A l'issue des débats houleux sur la question de l'éducation religieuse à Cheltenham en 1936, Béatrice Ensor tentera d'expliquer pourquoi deux positions opposées y sont apparues. C'est que ‘« deux interprétations très différentes de la religion entrent ici en conflit »’ 726. Deux interprétations qui prennent leurs sources dans deux conceptions opposées de Dieu : le Dieu immanent et le Dieu transcendant. Mais une telle interprétation ne démontre-t-elle pas en même temps la reconnaissance implicite de Dieu, quelle que soit la position adoptée ? La position athée n'est pas envisagée par Béatrice Ensor. Il est vrai que jusqu'au congrès de Cheltenham, la Ligue ne s'est jamais vraiment manifestée contre l'existence de Dieu, mais elle passera progressivement d'une neutralité de principe à une laïcité obligée.

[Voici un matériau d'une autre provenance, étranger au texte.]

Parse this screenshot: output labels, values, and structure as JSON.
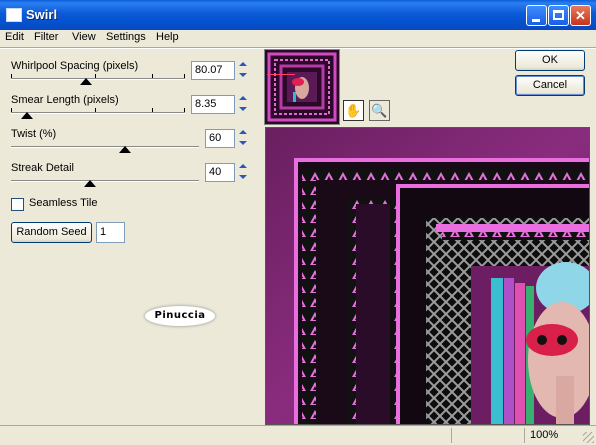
{
  "window": {
    "title": "Swirl"
  },
  "menu": [
    "Edit",
    "Filter",
    "View",
    "Settings",
    "Help"
  ],
  "controls": {
    "whirlpool_spacing": {
      "label": "Whirlpool Spacing (pixels)",
      "value": "80.07"
    },
    "smear_length": {
      "label": "Smear Length (pixels)",
      "value": "8.35"
    },
    "twist": {
      "label": "Twist (%)",
      "value": "60"
    },
    "streak_detail": {
      "label": "Streak Detail",
      "value": "40"
    },
    "seamless_tile": {
      "label": "Seamless Tile",
      "checked": false
    },
    "random_seed": {
      "button_label": "Random Seed",
      "value": "1"
    }
  },
  "buttons": {
    "ok": "OK",
    "cancel": "Cancel"
  },
  "watermark": "Pinuccia",
  "status": {
    "zoom": "100%"
  },
  "colors": {
    "titlebar": "#0a5fd9",
    "preview_magenta": "#e040d0",
    "preview_dark": "#1a0a18"
  },
  "icons": {
    "hand": "hand-pan-icon",
    "zoom": "magnifier-icon"
  }
}
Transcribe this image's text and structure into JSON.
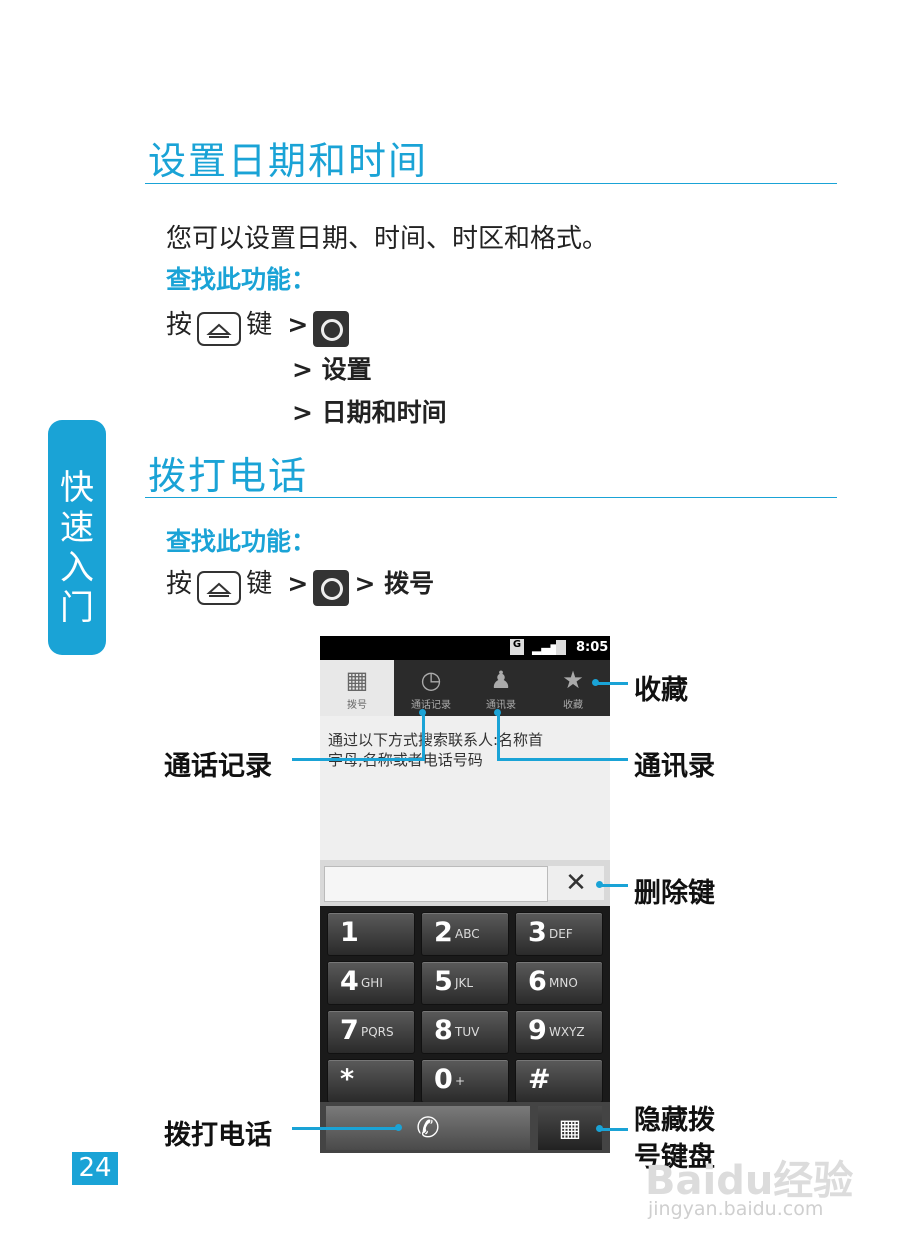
{
  "section1": {
    "title": "设置日期和时间",
    "intro": "您可以设置日期、时间、时区和格式。",
    "find_label": "查找此功能：",
    "press": "按",
    "key": "键",
    "arrow": ">",
    "step2": "> 设置",
    "step3": "> 日期和时间"
  },
  "section2": {
    "title": "拨打电话",
    "find_label": "查找此功能：",
    "press": "按",
    "key": "键",
    "arrow": ">",
    "step_end": "> 拨号"
  },
  "side_tab": [
    "快",
    "速",
    "入",
    "门"
  ],
  "page_number": "24",
  "phone": {
    "status_time": "8:05",
    "tabs": [
      {
        "label": "拨号",
        "icon": "dialpad-icon"
      },
      {
        "label": "通话记录",
        "icon": "clock-icon"
      },
      {
        "label": "通讯录",
        "icon": "person-icon"
      },
      {
        "label": "收藏",
        "icon": "star-icon"
      }
    ],
    "hint_line1": "通过以下方式搜索联系人:名称首",
    "hint_line2": "字母,名称或者电话号码",
    "keys": [
      {
        "d": "1",
        "l": ""
      },
      {
        "d": "2",
        "l": "ABC"
      },
      {
        "d": "3",
        "l": "DEF"
      },
      {
        "d": "4",
        "l": "GHI"
      },
      {
        "d": "5",
        "l": "JKL"
      },
      {
        "d": "6",
        "l": "MNO"
      },
      {
        "d": "7",
        "l": "PQRS"
      },
      {
        "d": "8",
        "l": "TUV"
      },
      {
        "d": "9",
        "l": "WXYZ"
      },
      {
        "d": "*",
        "l": ""
      },
      {
        "d": "0",
        "l": "+"
      },
      {
        "d": "#",
        "l": ""
      }
    ]
  },
  "callouts": {
    "favorites": "收藏",
    "call_log": "通话记录",
    "contacts": "通讯录",
    "delete_key": "删除键",
    "make_call": "拨打电话",
    "hide_keypad_1": "隐藏拨",
    "hide_keypad_2": "号键盘"
  },
  "watermark": {
    "brand": "Baidu经验",
    "url": "jingyan.baidu.com"
  }
}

Si l'homme doit désormais faire face aux ‘« innombrables conflits moraux entre sa nature et son esprit »’ qui ont créé en lui une véritable antinomie, il reste qu' ‘« Une perspective nouvelle peut s'ouvrir (...), c'est la perspective religieuse »’ 727. Comme nous le savons déjà, Ghidionescu reprend l'idée d'une éducation du caractère moral chez Herbart mais en l'ouvrant sur cette « perspective nouvelle » que représente la religion. De nos jours, constate-t-il, c'est à l'histoire, la sociologie, l'éthique ou la psychologie qu'il convient de faire appel. Au nom de la rationalité, on réfute toute métaphysique et toute religion. Et même si des sociologues, tels que Durkheim, ou des psychologues, tels que James, ont pu démontrer ‘« le relativisme de l'intuition religieuse », cela « n'enlève rien à la réalité de cette nouvelle valeur »’ 728 que constitue la perspective religieuse. Ce qui est bon dans la religion et qui caractérise toute religion ne réside ni dans les rites, ni dans les croyances mais dans l'acte de foi en un idéal. Une conception toute différente de celle de Durkheim qui ne plaçait pas l'autonomie de la volonté dans la foi en elle-même, mais dans la direction de l'homme en faveur d'un idéal, la société. Cette « volonté de croire », parce qu'elle est ‘« un acte qui relève de ’ ‘la foi’ ‘ et non de la nécessité du mécanisme social »’ 729 est également le signe du caractère moral. Selon Ghidionescu, qu'on le veuille ou non, ‘« Cette ’ ‘volonté de croire’ ‘ est d'ordre religieux »’ 730 et constitue ‘« la seule valeur qui doive devenir la fin de l'éducation »’ 731. Et personne ne peut être empêché d'ajouter le facteur religieux au facteur moral.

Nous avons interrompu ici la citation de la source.